One corollary of all of this is that it's potentially dangerous to create an address-expanding router that returns different results depending on stuff that can change during address routing; for example, a router that returns a different expansion based on the envelope sender address. Such a router won't get invoked a second time on the same address in a recursive situation, even if it would have returned a different, non-looping result. In its loop-breaking behavior, Exim implicitly assumes that every router return the same thing when recursively invoked on the same address.
(Exim does not literally memoize the result of evaluating the router for a given address, although it does cache and memoize the result of a lot of lookups that routers do.)
Sidebar: one way to get an alias loop
Suppose that you have a generic group alias, and a member of the group is going to be away. They think 'I know, I'll forward my email to the generic group alias to make sure that things get handled even if people email me directly'. The pernicious thing is that this appears to work if they test by mailing themselves, because then it's a .forward loop; the incoming mail goes .forward → alias → .forward, the .forward is skipped the second time around, and it all looks good. Only when the group alias is emailed directly does it become an alias loop (going alias → .forward → alias). Pick a rarely used group alias and it could be a while before this blows up.

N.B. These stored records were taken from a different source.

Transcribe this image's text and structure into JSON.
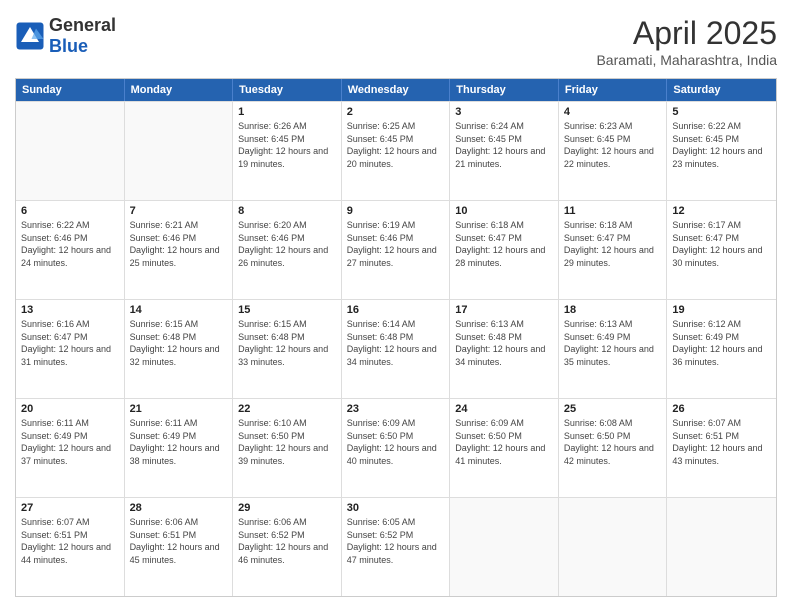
{
  "header": {
    "logo_general": "General",
    "logo_blue": "Blue",
    "month_title": "April 2025",
    "subtitle": "Baramati, Maharashtra, India"
  },
  "calendar": {
    "days": [
      "Sunday",
      "Monday",
      "Tuesday",
      "Wednesday",
      "Thursday",
      "Friday",
      "Saturday"
    ],
    "rows": [
      [
        {
          "day": "",
          "info": ""
        },
        {
          "day": "",
          "info": ""
        },
        {
          "day": "1",
          "info": "Sunrise: 6:26 AM\nSunset: 6:45 PM\nDaylight: 12 hours and 19 minutes."
        },
        {
          "day": "2",
          "info": "Sunrise: 6:25 AM\nSunset: 6:45 PM\nDaylight: 12 hours and 20 minutes."
        },
        {
          "day": "3",
          "info": "Sunrise: 6:24 AM\nSunset: 6:45 PM\nDaylight: 12 hours and 21 minutes."
        },
        {
          "day": "4",
          "info": "Sunrise: 6:23 AM\nSunset: 6:45 PM\nDaylight: 12 hours and 22 minutes."
        },
        {
          "day": "5",
          "info": "Sunrise: 6:22 AM\nSunset: 6:45 PM\nDaylight: 12 hours and 23 minutes."
        }
      ],
      [
        {
          "day": "6",
          "info": "Sunrise: 6:22 AM\nSunset: 6:46 PM\nDaylight: 12 hours and 24 minutes."
        },
        {
          "day": "7",
          "info": "Sunrise: 6:21 AM\nSunset: 6:46 PM\nDaylight: 12 hours and 25 minutes."
        },
        {
          "day": "8",
          "info": "Sunrise: 6:20 AM\nSunset: 6:46 PM\nDaylight: 12 hours and 26 minutes."
        },
        {
          "day": "9",
          "info": "Sunrise: 6:19 AM\nSunset: 6:46 PM\nDaylight: 12 hours and 27 minutes."
        },
        {
          "day": "10",
          "info": "Sunrise: 6:18 AM\nSunset: 6:47 PM\nDaylight: 12 hours and 28 minutes."
        },
        {
          "day": "11",
          "info": "Sunrise: 6:18 AM\nSunset: 6:47 PM\nDaylight: 12 hours and 29 minutes."
        },
        {
          "day": "12",
          "info": "Sunrise: 6:17 AM\nSunset: 6:47 PM\nDaylight: 12 hours and 30 minutes."
        }
      ],
      [
        {
          "day": "13",
          "info": "Sunrise: 6:16 AM\nSunset: 6:47 PM\nDaylight: 12 hours and 31 minutes."
        },
        {
          "day": "14",
          "info": "Sunrise: 6:15 AM\nSunset: 6:48 PM\nDaylight: 12 hours and 32 minutes."
        },
        {
          "day": "15",
          "info": "Sunrise: 6:15 AM\nSunset: 6:48 PM\nDaylight: 12 hours and 33 minutes."
        },
        {
          "day": "16",
          "info": "Sunrise: 6:14 AM\nSunset: 6:48 PM\nDaylight: 12 hours and 34 minutes."
        },
        {
          "day": "17",
          "info": "Sunrise: 6:13 AM\nSunset: 6:48 PM\nDaylight: 12 hours and 34 minutes."
        },
        {
          "day": "18",
          "info": "Sunrise: 6:13 AM\nSunset: 6:49 PM\nDaylight: 12 hours and 35 minutes."
        },
        {
          "day": "19",
          "info": "Sunrise: 6:12 AM\nSunset: 6:49 PM\nDaylight: 12 hours and 36 minutes."
        }
      ],
      [
        {
          "day": "20",
          "info": "Sunrise: 6:11 AM\nSunset: 6:49 PM\nDaylight: 12 hours and 37 minutes."
        },
        {
          "day": "21",
          "info": "Sunrise: 6:11 AM\nSunset: 6:49 PM\nDaylight: 12 hours and 38 minutes."
        },
        {
          "day": "22",
          "info": "Sunrise: 6:10 AM\nSunset: 6:50 PM\nDaylight: 12 hours and 39 minutes."
        },
        {
          "day": "23",
          "info": "Sunrise: 6:09 AM\nSunset: 6:50 PM\nDaylight: 12 hours and 40 minutes."
        },
        {
          "day": "24",
          "info": "Sunrise: 6:09 AM\nSunset: 6:50 PM\nDaylight: 12 hours and 41 minutes."
        },
        {
          "day": "25",
          "info": "Sunrise: 6:08 AM\nSunset: 6:50 PM\nDaylight: 12 hours and 42 minutes."
        },
        {
          "day": "26",
          "info": "Sunrise: 6:07 AM\nSunset: 6:51 PM\nDaylight: 12 hours and 43 minutes."
        }
      ],
      [
        {
          "day": "27",
          "info": "Sunrise: 6:07 AM\nSunset: 6:51 PM\nDaylight: 12 hours and 44 minutes."
        },
        {
          "day": "28",
          "info": "Sunrise: 6:06 AM\nSunset: 6:51 PM\nDaylight: 12 hours and 45 minutes."
        },
        {
          "day": "29",
          "info": "Sunrise: 6:06 AM\nSunset: 6:52 PM\nDaylight: 12 hours and 46 minutes."
        },
        {
          "day": "30",
          "info": "Sunrise: 6:05 AM\nSunset: 6:52 PM\nDaylight: 12 hours and 47 minutes."
        },
        {
          "day": "",
          "info": ""
        },
        {
          "day": "",
          "info": ""
        },
        {
          "day": "",
          "info": ""
        }
      ]
    ]
  }
}
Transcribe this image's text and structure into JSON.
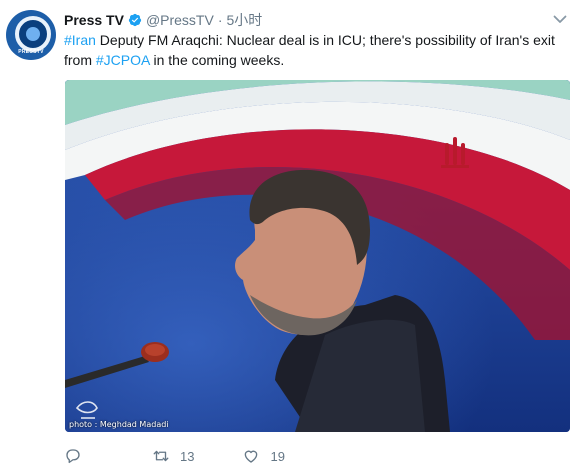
{
  "tweet": {
    "avatar_label": "PRESSTV",
    "display_name": "Press TV",
    "handle": "@PressTV",
    "separator": "·",
    "time": "5小时",
    "text": {
      "hashtag1": "#Iran",
      "part1": " Deputy FM Araqchi: Nuclear deal is in ICU; there's possibility of Iran's exit from ",
      "hashtag2": "#JCPOA",
      "part2": " in the coming weeks."
    },
    "media": {
      "credit": "photo : Meghdad Madadi"
    },
    "actions": {
      "reply_count": "",
      "retweet_count": "13",
      "like_count": "19"
    }
  },
  "colors": {
    "link": "#1da1f2",
    "muted": "#657786",
    "verified": "#1da1f2"
  }
}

PS: if you want to catch this in an Exim configuration, I think what you want is a second router that applies to all aliases and just errors them out with 'alias loop detected'. Assuming that both routers accept the exact same set of addresses in the same situations, the only time this second alias-handling router can trigger is if the first one is skipped for some reason, and generally the only way that that can happen is in the situation above, ie there's a loop.
(Disclaimer: I just came up with this idea and haven't actually tested it.)